On December 8, 2017, the Yicel was sailing north along Costa Rica’s Caribbean coast when it began taking on water. Built in 1961, the 135-foot-long ship was headed for the port of Limón to pick up cargo, but a hull failure halted its progress.
Water began to enter through the cracks and when the pumps failed, the crew could not remove the water. Rather than sink at sea, the captain made the decision to cross the reef and intentionally ground the vessel, and the Yicel ran up onto Playa Grande on the edge of the sleepy fishing village of Manzanillo, 40 nautical miles south of its intended destination.
The Panamanian captain and Columbian crew members escaped with no injuries, but the village had a ticking time bomb on its beach. While the vessel was empty of cargo, according to Costa Rica’s Ministry of Environment it was still carrying 1,600 gallons of diesel fuel, plus a full tank of hydraulic oil. A leak would be devastating, not only to the fragile marine and jungle habitat but also to the community that derives its income from fishing and ecotourism.
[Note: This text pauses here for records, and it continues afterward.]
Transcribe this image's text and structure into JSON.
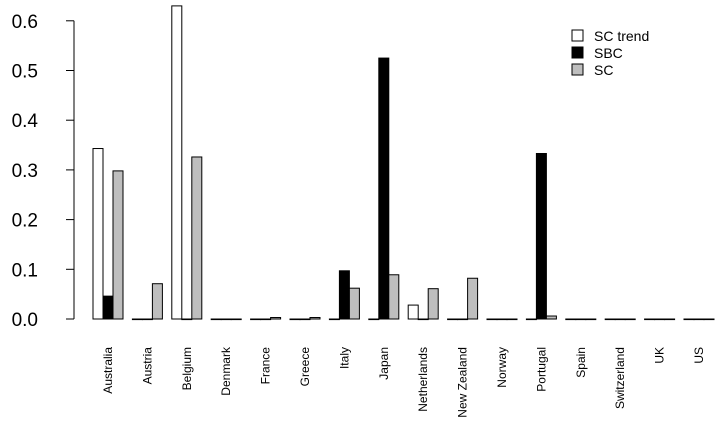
{
  "chart_data": {
    "type": "bar",
    "categories": [
      "Australia",
      "Austria",
      "Belgium",
      "Denmark",
      "France",
      "Greece",
      "Italy",
      "Japan",
      "Netherlands",
      "New Zealand",
      "Norway",
      "Portugal",
      "Spain",
      "Switzerland",
      "UK",
      "US"
    ],
    "series": [
      {
        "name": "SC trend",
        "color": "#ffffff",
        "values": [
          0.343,
          0.0,
          0.63,
          0.0,
          0.0,
          0.0,
          0.0,
          0.0,
          0.028,
          0.0,
          0.0,
          0.0,
          0.0,
          0.0,
          0.0,
          0.0
        ]
      },
      {
        "name": "SBC",
        "color": "#000000",
        "values": [
          0.046,
          0.0,
          0.0,
          0.0,
          0.0,
          0.0,
          0.097,
          0.525,
          0.0,
          0.0,
          0.0,
          0.333,
          0.0,
          0.0,
          0.0,
          0.0
        ]
      },
      {
        "name": "SC",
        "color": "#bebebe",
        "values": [
          0.298,
          0.071,
          0.326,
          0.0,
          0.003,
          0.003,
          0.062,
          0.089,
          0.061,
          0.082,
          0.0,
          0.006,
          0.0,
          0.0,
          0.0,
          0.0
        ]
      }
    ],
    "yticks": [
      "0.0",
      "0.1",
      "0.2",
      "0.3",
      "0.4",
      "0.5",
      "0.6"
    ],
    "ylim": [
      0,
      0.63
    ],
    "xlabel": "",
    "ylabel": "",
    "title": "",
    "grid": false,
    "legend": "top-right"
  }
}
Working with the cargo ship’s owners as well as the Maritime Ports Division, the Ministry of Environment checked the fuel lines for cracks and, finding none, used a system of pumps and bladders to offload all of the fuel. Despite the rough seas, the vessel was safely emptied 11 days after running aground.
Originally the Costa Rican government planned to pump the water out of the boat and float it so it to be towed to port, but this plan never came to fruition. Today, the ship remains on the beach. Partially buried in the sand, it’s now a canvas for art and a destination for urban explorers.
Know Before You Go
The wreck of the Yicel is accessible from the beach.